Por Guilherme Bonfim – Advogado e Consultor Jurídico do Escritório Guilherme Bonfim Advocacia
1. Introdução
No universo jurídico, a demarcação de imóveis é uma ferramenta essencial para garantir a segurança jurídica dos direitos de propriedade. Muitas vezes, esse processo começa de forma pacífica, sob o manto da jurisdição voluntária, onde não há disputa entre as partes. O objetivo inicial é simples: ajustar os limites geográficos de um imóvel e obter a chancela judicial para regularizar registros imobiliários.
No entanto, a aparente simplicidade desse procedimento pode ser drasticamente alterada quando terceiros – como herdeiros de antigos proprietários – emergem para contestar direitos sobre o bem. Nesse momento, o que parecia um mero trâmite burocrático se converte em um conflito judicial complexo, envolvendo questões como posse, propriedade e até suspeitas de fraude.
Este artigo explora como essa transição ocorre, destacando os mecanismos legais que permitem a participação de herdeiros e a transformação do processo em uma disputa contenciosa.
2. Conceito e Natureza da Ação Demarcatória
A ação demarcatória, regulamentada pelos arts. 569 a 598 do Código de Processo Civil (CPC), tem como objetivo principal definir ou corrigir os limites de um imóvel. Essa definição é crucial para garantir a segurança jurídica dos envolvidos, evitando futuros conflitos sobre a área e as confrontações do terreno.
Inicialmente, a ação pode ser proposta como um procedimento de jurisdição voluntária, especialmente quando não há divergência entre os confrontantes. Nesses casos, o processo é mais ágil e menos burocrático, pois não há disputa sobre a titularidade ou a posse do imóvel.
No entanto, a natureza da ação muda radicalmente quando surge uma controvérsia. O CPC/2015 é claro: se houver resistência substancial, aplicam-se as regras do procedimento comum. Isso significa que o caso passa a admitir contestação, produção de provas e até reconvenção, características típicas de um litígio.

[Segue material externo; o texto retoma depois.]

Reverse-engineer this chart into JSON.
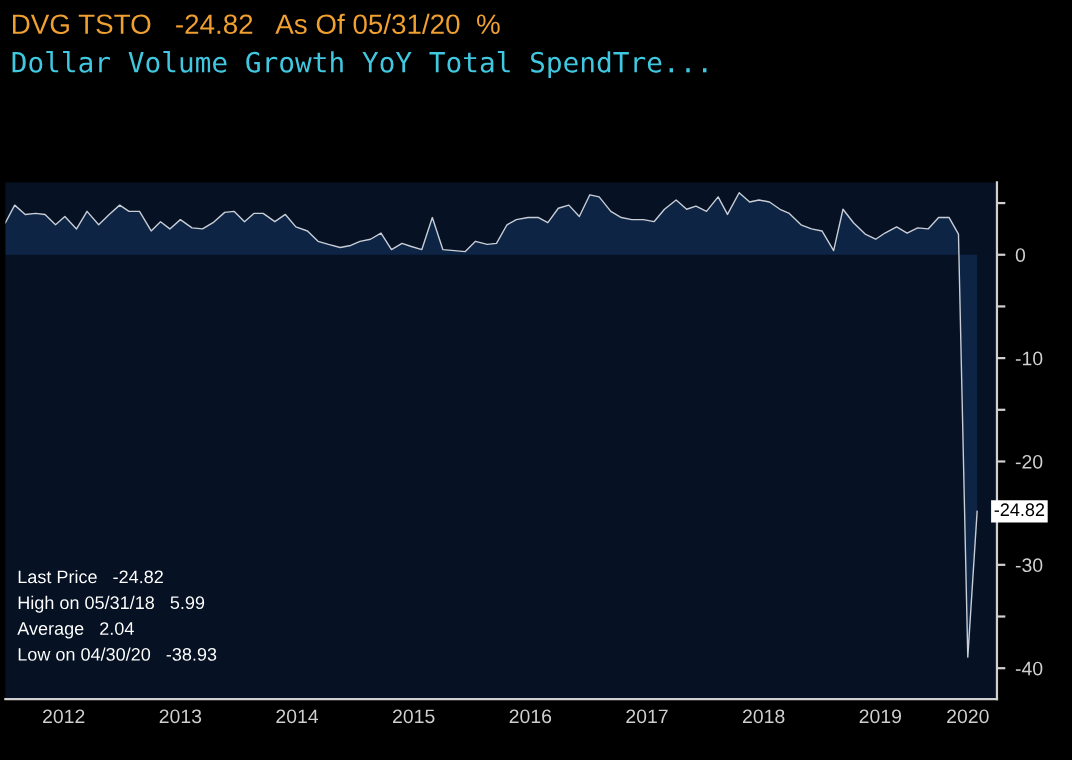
{
  "chart_data": {
    "type": "area",
    "title": "Dollar Volume Growth YoY Total SpendTre...",
    "subtitle": "DVG TSTO   -24.82   As Of 05/31/20  %",
    "x": [
      2012.0,
      2012.08,
      2012.17,
      2012.26,
      2012.34,
      2012.43,
      2012.51,
      2012.61,
      2012.7,
      2012.8,
      2012.89,
      2012.98,
      2013.06,
      2013.15,
      2013.25,
      2013.33,
      2013.41,
      2013.5,
      2013.6,
      2013.69,
      2013.78,
      2013.88,
      2013.96,
      2014.05,
      2014.13,
      2014.21,
      2014.31,
      2014.4,
      2014.49,
      2014.59,
      2014.68,
      2014.77,
      2014.87,
      2014.96,
      2015.04,
      2015.13,
      2015.22,
      2015.31,
      2015.4,
      2015.48,
      2015.57,
      2015.66,
      2015.75,
      2015.85,
      2015.94,
      2016.03,
      2016.13,
      2016.21,
      2016.3,
      2016.38,
      2016.48,
      2016.57,
      2016.65,
      2016.74,
      2016.83,
      2016.92,
      2017.01,
      2017.09,
      2017.19,
      2017.28,
      2017.37,
      2017.47,
      2017.56,
      2017.65,
      2017.75,
      2017.84,
      2017.92,
      2018.01,
      2018.11,
      2018.19,
      2018.29,
      2018.38,
      2018.46,
      2018.55,
      2018.64,
      2018.72,
      2018.82,
      2018.91,
      2019.0,
      2019.1,
      2019.18,
      2019.27,
      2019.37,
      2019.46,
      2019.54,
      2019.64,
      2019.73,
      2019.82,
      2019.91,
      2020.0,
      2020.09,
      2020.17,
      2020.25,
      2020.33
    ],
    "series": [
      {
        "color": "#c8cdd6",
        "values": [
          3.1,
          4.8,
          3.9,
          4.0,
          3.9,
          2.9,
          3.7,
          2.5,
          4.2,
          2.9,
          3.9,
          4.8,
          4.2,
          4.2,
          2.3,
          3.2,
          2.5,
          3.4,
          2.6,
          2.5,
          3.1,
          4.1,
          4.2,
          3.2,
          4.0,
          4.0,
          3.2,
          3.9,
          2.7,
          2.3,
          1.3,
          1.0,
          0.7,
          0.9,
          1.3,
          1.5,
          2.1,
          0.5,
          1.1,
          0.8,
          0.5,
          3.6,
          0.5,
          0.4,
          0.3,
          1.3,
          1.0,
          1.1,
          2.9,
          3.4,
          3.6,
          3.6,
          3.1,
          4.5,
          4.8,
          3.7,
          5.8,
          5.6,
          4.2,
          3.6,
          3.4,
          3.4,
          3.2,
          4.4,
          5.3,
          4.4,
          4.7,
          4.2,
          5.6,
          3.9,
          6.0,
          5.1,
          5.3,
          5.1,
          4.4,
          4.0,
          2.9,
          2.5,
          2.3,
          0.4,
          4.4,
          3.1,
          2.0,
          1.5,
          2.1,
          2.7,
          2.1,
          2.6,
          2.5,
          3.6,
          3.6,
          2.0,
          -38.93,
          -24.82
        ]
      }
    ],
    "xlim": [
      2012.0,
      2020.5
    ],
    "xticks": [
      {
        "value": 2012.5,
        "label": "2012"
      },
      {
        "value": 2013.5,
        "label": "2013"
      },
      {
        "value": 2014.5,
        "label": "2014"
      },
      {
        "value": 2015.5,
        "label": "2015"
      },
      {
        "value": 2016.5,
        "label": "2016"
      },
      {
        "value": 2017.5,
        "label": "2017"
      },
      {
        "value": 2018.5,
        "label": "2018"
      },
      {
        "value": 2019.5,
        "label": "2019"
      },
      {
        "value": 2020.25,
        "label": "2020"
      }
    ],
    "ylim": [
      -43,
      7
    ],
    "yticks": [
      {
        "value": 5,
        "label": null
      },
      0,
      {
        "value": -5,
        "label": null
      },
      -10,
      {
        "value": -15,
        "label": null
      },
      -20,
      {
        "value": -25,
        "label": null
      },
      -30,
      {
        "value": -35,
        "label": null
      },
      -40
    ],
    "annotations": [
      {
        "text": "-24.82",
        "x": 2020.33,
        "y": -24.82
      },
      "Last Price   -24.82",
      "High on 05/31/18   5.99",
      "Average   2.04",
      "Low on 04/30/20   -38.93"
    ]
  }
}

3. Conversão do Procedimento em Contencioso
A transformação da jurisdição voluntária em contenciosa ocorre quando terceiros apresentam alegações que transcendem a simples demarcação. Essas alegações podem envolver:
- Disputa de titularidade: herdeiros alegam que o imóvel pertence ao espólio do falecido;
- Questões de posse: terceiros afirmam ter direito à posse do imóvel;
- Fraude à legítima: herdeiros questionam a validade de uma venda realizada pelo falecido, alegando que o negócio foi feito em prejuízo de sua parte hereditária.
Nesses casos, tribunais como o Superior Tribunal de Justiça (STJ) reconhecem a necessidade de converter o processo em contencioso, assegurando o direito ao contraditório e à ampla defesa.

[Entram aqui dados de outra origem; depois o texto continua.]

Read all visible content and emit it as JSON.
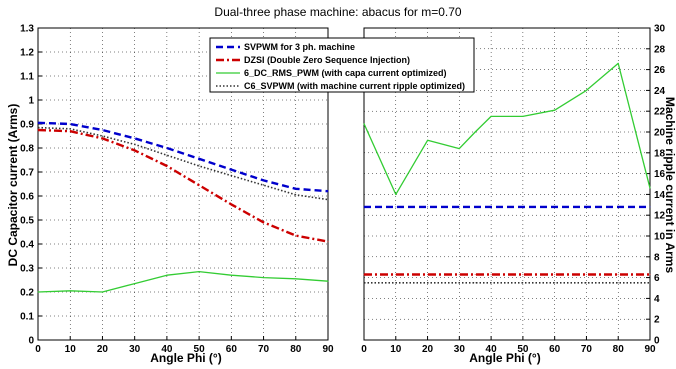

Exemplo prático: Imagine que o titular do registro de um imóvel ajuíza uma ação de demarcação para ajustar os limites do terreno. No entanto, herdeiros de um antigo proprietário aparecem alegando que a venda do imóvel foi fraudulenta e, portanto, nula. Nesse cenário, a discussão deixa de ser técnica e passa a envolver a análise de documentos, testemunhas e perícias.
4. Intervenção de Terceiros e Legitimidade dos Herdeiros
4.1 Legitimidade para Intervir
Herdeiros têm interesse direto se o imóvel integra o patrimônio do falecido. Para participar do processo, precisam comprovar:
- Vínculo sucessório: por meio de certidões de óbito, filiação ou inventário;
- Impacto concreto da demarcação: demonstrar como a ação afeta seus direitos, como a redução da legítima.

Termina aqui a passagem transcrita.